Oromandibular dystonia occurs when the muscles that move the mouth and jaw are affected by involuntary spasms. Oh my word. They think it was an accident!
They think I bit off his trumpet because of an involuntary spasm. They actually believe that through no fault of my own, my jaw clamped down on his member.
I start laughing. I laugh so hard that my head starts hurting. I have taken blows to my head; I need to get a grip.
Oh, blimey. I might just get away with this. The doctor comes back a couple of hours later and I’m ready for him.
“Samantha. Are you well rested? Can you tell me what happened?” he asks.
“Yes, I’m better now,” I respond. “As for what happened … I think it’s my condition. It’s an unwanted muscle contraction that can pull my mouth and tongue in different directions. It’s usually harmless but this time it happened when I was in the middle of … well, you know,” I say shyly, eyes downcast.
“Yes, that’s what I diagnosed you with! Oromandibular dystonia!” he says triumphantly.
“You could tell before examining me?” I ask.
“It was a sensible guess, considering the circumstances, but you’ve just confirmed it.”
I nod. “I’ve had it since I was a young girl.”
“Anyone else in your family has it?” he asks.
“My grandmother,” I say, remembering that family history is key in genetic indications for dystonia.
“I would like to do some tests to analyse your blood, urine and cerebrospinal fluid,” he says.
Uh oh. “Why?” I ask.
“Well, you just bit someone’s penis off…” he says.
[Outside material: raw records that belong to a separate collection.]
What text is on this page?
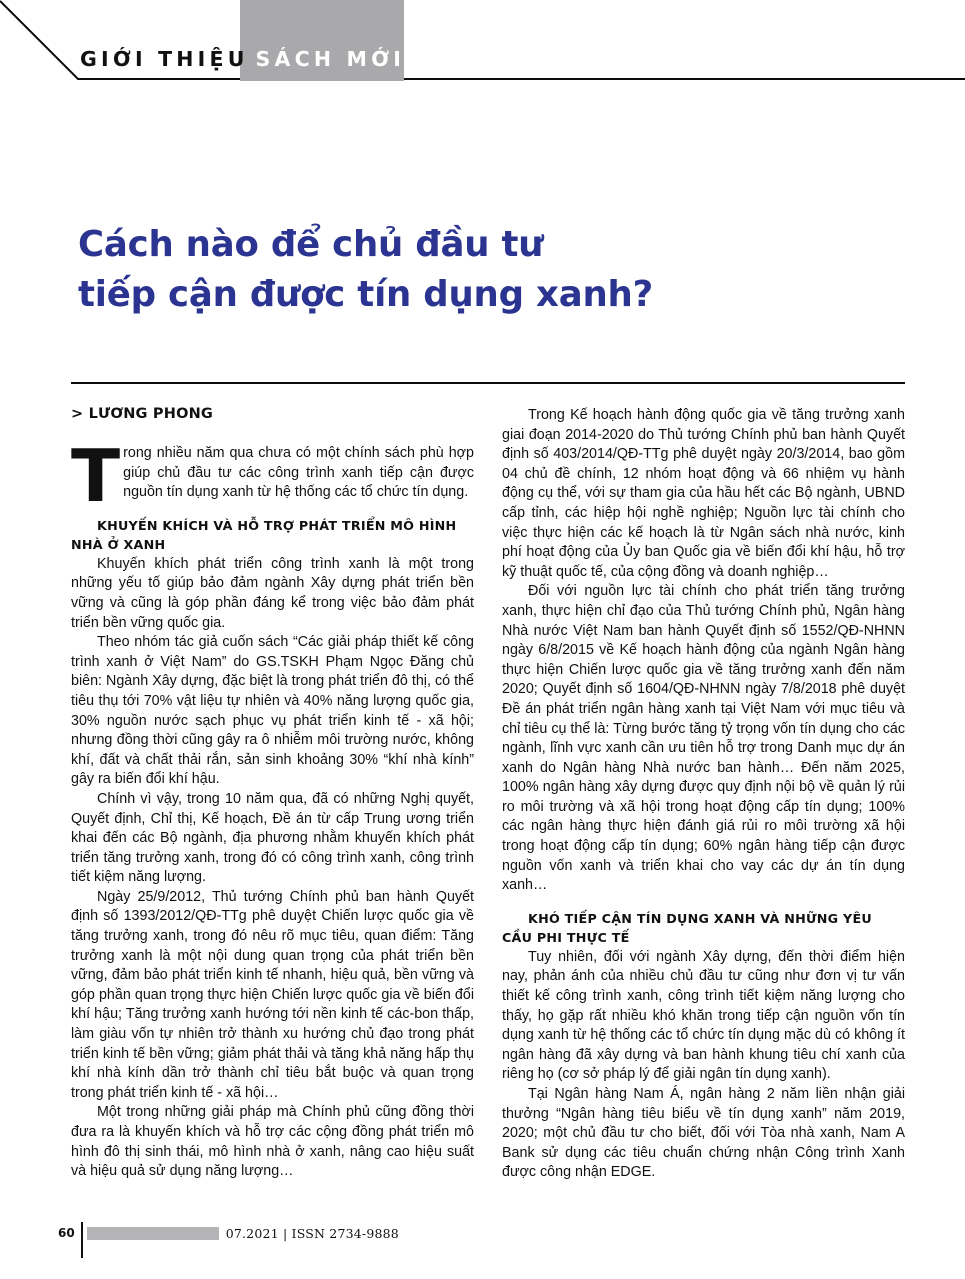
GIỚI THIỆU SÁCH MỚI
Cách nào để chủ đầu tư
tiếp cận được tín dụng xanh?
> LƯƠNG PHONG

Trong nhiều năm qua chưa có một chính sách phù hợp giúp chủ đầu tư các công trình xanh tiếp cận được nguồn tín dụng xanh từ hệ thống các tổ chức tín dụng.

KHUYẾN KHÍCH VÀ HỖ TRỢ PHÁT TRIỂN MÔ HÌNH NHÀ Ở XANH

Khuyến khích phát triển công trình xanh là một trong những yếu tố giúp bảo đảm ngành Xây dựng phát triển bền vững và cũng là góp phần đáng kể trong việc bảo đảm phát triển bền vững quốc gia.

Theo nhóm tác giả cuốn sách “Các giải pháp thiết kế công trình xanh ở Việt Nam” do GS.TSKH Phạm Ngọc Đăng chủ biên: Ngành Xây dựng, đặc biệt là trong phát triển đô thị, có thể tiêu thụ tới 70% vật liệu tự nhiên và 40% năng lượng quốc gia, 30% nguồn nước sạch phục vụ phát triển kinh tế - xã hội; nhưng đồng thời cũng gây ra ô nhiễm môi trường nước, không khí, đất và chất thải rắn, sản sinh khoảng 30% “khí nhà kính” gây ra biến đổi khí hậu.

Chính vì vậy, trong 10 năm qua, đã có những Nghị quyết, Quyết định, Chỉ thị, Kế hoạch, Đề án từ cấp Trung ương triển khai đến các Bộ ngành, địa phương nhằm khuyến khích phát triển tăng trưởng xanh, trong đó có công trình xanh, công trình tiết kiệm năng lượng.

Ngày 25/9/2012, Thủ tướng Chính phủ ban hành Quyết định số 1393/2012/QĐ-TTg phê duyệt Chiến lược quốc gia về tăng trưởng xanh, trong đó nêu rõ mục tiêu, quan điểm: Tăng trưởng xanh là một nội dung quan trọng của phát triển bền vững, đảm bảo phát triển kinh tế nhanh, hiệu quả, bền vững và góp phần quan trọng thực hiện Chiến lược quốc gia về biến đổi khí hậu; Tăng trưởng xanh hướng tới nền kinh tế các-bon thấp, làm giàu vốn tự nhiên trở thành xu hướng chủ đạo trong phát triển kinh tế bền vững; giảm phát thải và tăng khả năng hấp thụ khí nhà kính dần trở thành chỉ tiêu bắt buộc và quan trọng trong phát triển kinh tế - xã hội…

Một trong những giải pháp mà Chính phủ cũng đồng thời đưa ra là khuyến khích và hỗ trợ các cộng đồng phát triển mô hình đô thị sinh thái, mô hình nhà ở xanh, nâng cao hiệu suất và hiệu quả sử dụng năng lượng…

Trong Kế hoạch hành động quốc gia về tăng trưởng xanh giai đoạn 2014-2020 do Thủ tướng Chính phủ ban hành Quyết định số 403/2014/QĐ-TTg phê duyệt ngày 20/3/2014, bao gồm 04 chủ đề chính, 12 nhóm hoạt động và 66 nhiệm vụ hành động cụ thể, với sự tham gia của hầu hết các Bộ ngành, UBND cấp tỉnh, các hiệp hội nghề nghiệp; Nguồn lực tài chính cho việc thực hiện các kế hoạch là từ Ngân sách nhà nước, kinh phí hoạt động của Ủy ban Quốc gia về biến đổi khí hậu, hỗ trợ kỹ thuật quốc tế, của cộng đồng và doanh nghiệp…

Đối với nguồn lực tài chính cho phát triển tăng trưởng xanh, thực hiện chỉ đạo của Thủ tướng Chính phủ, Ngân hàng Nhà nước Việt Nam ban hành Quyết định số 1552/QĐ-NHNN ngày 6/8/2015 về Kế hoạch hành động của ngành Ngân hàng thực hiện Chiến lược quốc gia về tăng trưởng xanh đến năm 2020; Quyết định số 1604/QĐ-NHNN ngày 7/8/2018 phê duyệt Đề án phát triển ngân hàng xanh tại Việt Nam với mục tiêu và chỉ tiêu cụ thể là: Từng bước tăng tỷ trọng vốn tín dụng cho các ngành, lĩnh vực xanh cần ưu tiên hỗ trợ trong Danh mục dự án xanh do Ngân hàng Nhà nước ban hành… Đến năm 2025, 100% ngân hàng xây dựng được quy định nội bộ về quản lý rủi ro môi trường và xã hội trong hoạt động cấp tín dụng; 100% các ngân hàng thực hiện đánh giá rủi ro môi trường xã hội trong hoạt động cấp tín dụng; 60% ngân hàng tiếp cận được nguồn vốn xanh và triển khai cho vay các dự án tín dụng xanh…

KHÓ TIẾP CẬN TÍN DỤNG XANH VÀ NHỮNG YÊU CẦU PHI THỰC TẾ

Tuy nhiên, đối với ngành Xây dựng, đến thời điểm hiện nay, phản ánh của nhiều chủ đầu tư cũng như đơn vị tư vấn thiết kế công trình xanh, công trình tiết kiệm năng lượng cho thấy, họ gặp rất nhiều khó khăn trong tiếp cận nguồn vốn tín dụng xanh từ hệ thống các tổ chức tín dụng mặc dù có không ít ngân hàng đã xây dựng và ban hành khung tiêu chí xanh của riêng họ (cơ sở pháp lý để giải ngân tín dụng xanh).

Tại Ngân hàng Nam Á, ngân hàng 2 năm liền nhận giải thưởng “Ngân hàng tiêu biểu về tín dụng xanh” năm 2019, 2020; một chủ đầu tư cho biết, đối với Tòa nhà xanh, Nam A Bank sử dụng các tiêu chuẩn chứng nhận Công trình Xanh được công nhận EDGE.

60	07.2021 | ISSN 2734-9888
“Yes, but I also know that my condition has no cure, so how is running tests helpful?”
“It’s true, it can’t be cured, but it can be managed,” the doctor says.
“And it is. With regular injections that I get from my GP,” I respond.
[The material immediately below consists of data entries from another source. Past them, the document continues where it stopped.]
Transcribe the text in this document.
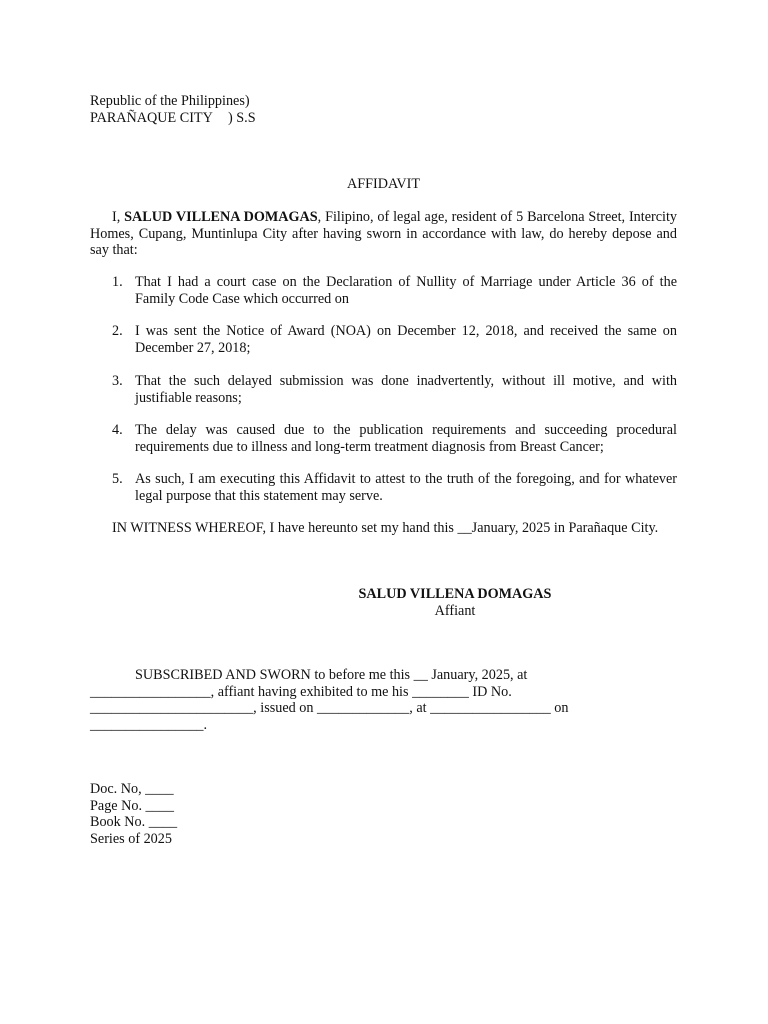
Republic of the Philippines)
PARAÑAQUE CITY ) S.S
AFFIDAVIT
I, SALUD VILLENA DOMAGAS, Filipino, of legal age, resident of 5 Barcelona Street, Intercity Homes, Cupang, Muntinlupa City after having sworn in accordance with law, do hereby depose and say that:
1. That I had a court case on the Declaration of Nullity of Marriage under Article 36 of the Family Code Case which occurred on
2. I was sent the Notice of Award (NOA) on December 12, 2018, and received the same on December 27, 2018;
3. That the such delayed submission was done inadvertently, without ill motive, and with justifiable reasons;
4. The delay was caused due to the publication requirements and succeeding procedural requirements due to illness and long-term treatment diagnosis from Breast Cancer;
5. As such, I am executing this Affidavit to attest to the truth of the foregoing, and for whatever legal purpose that this statement may serve.
IN WITNESS WHEREOF, I have hereunto set my hand this __January, 2025 in Parañaque City.
SALUD VILLENA DOMAGAS
Affiant
SUBSCRIBED AND SWORN to before me this __ January, 2025, at _________________, affiant having exhibited to me his ________ ID No. _______________________, issued on _____________, at _________________ on ________________.
Doc. No, ____
Page No. ____
Book No. ____
Series of 2025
“When was your last shot?” he asks.
“Just under three months ago. I’m due for the next one in two weeks,” I respond.
“Be that as it may, I would like to run independent tests,” he insists.
I lean back into my pillows. “Sure, doctor. Whatever you believe is best.” I pause for a moment then add, “ Such a nice hospital this one, you even treat people without insurance.”
The doctor looks startled. “You have no insurance? You were flown in by a chopper.”
“The chopper was for Chris, not me. They probably felt bad about leaving me behind.”
“Oh. I see… “ he says, looking crestfallen.
His beeper goes off. He reads it and then peers back at me over his low rim glasses. “I have to go. About the tests, will you be able to pay cash for them?” he asks.
“How much?” I ask. “I’m not too sure how I’m even paying for this room. I didn’t ask to be brought here, I was unconscious.”
“Well, yes, of course…. Eh, um…in that case, perhaps the tests are not that necessary,” he says. “How’s the pain?”
“Better now,” I say. He looks relieved that he doesn’t have to up my medication, hence my bill.
He practically runs out of the room. I’m pretty sure that I will be discharged within the hour. There’s nothing that hospitals are more allergic it to than the words “no insurance”.
I’m feeling good right now. I have my ‘Get out of jail free’ card. A doctor that has diagnosed me for something I do not have and a hospital that will not refute his diagnosis because I have no insurance. It’s the perfect crime. I have gotten away with it!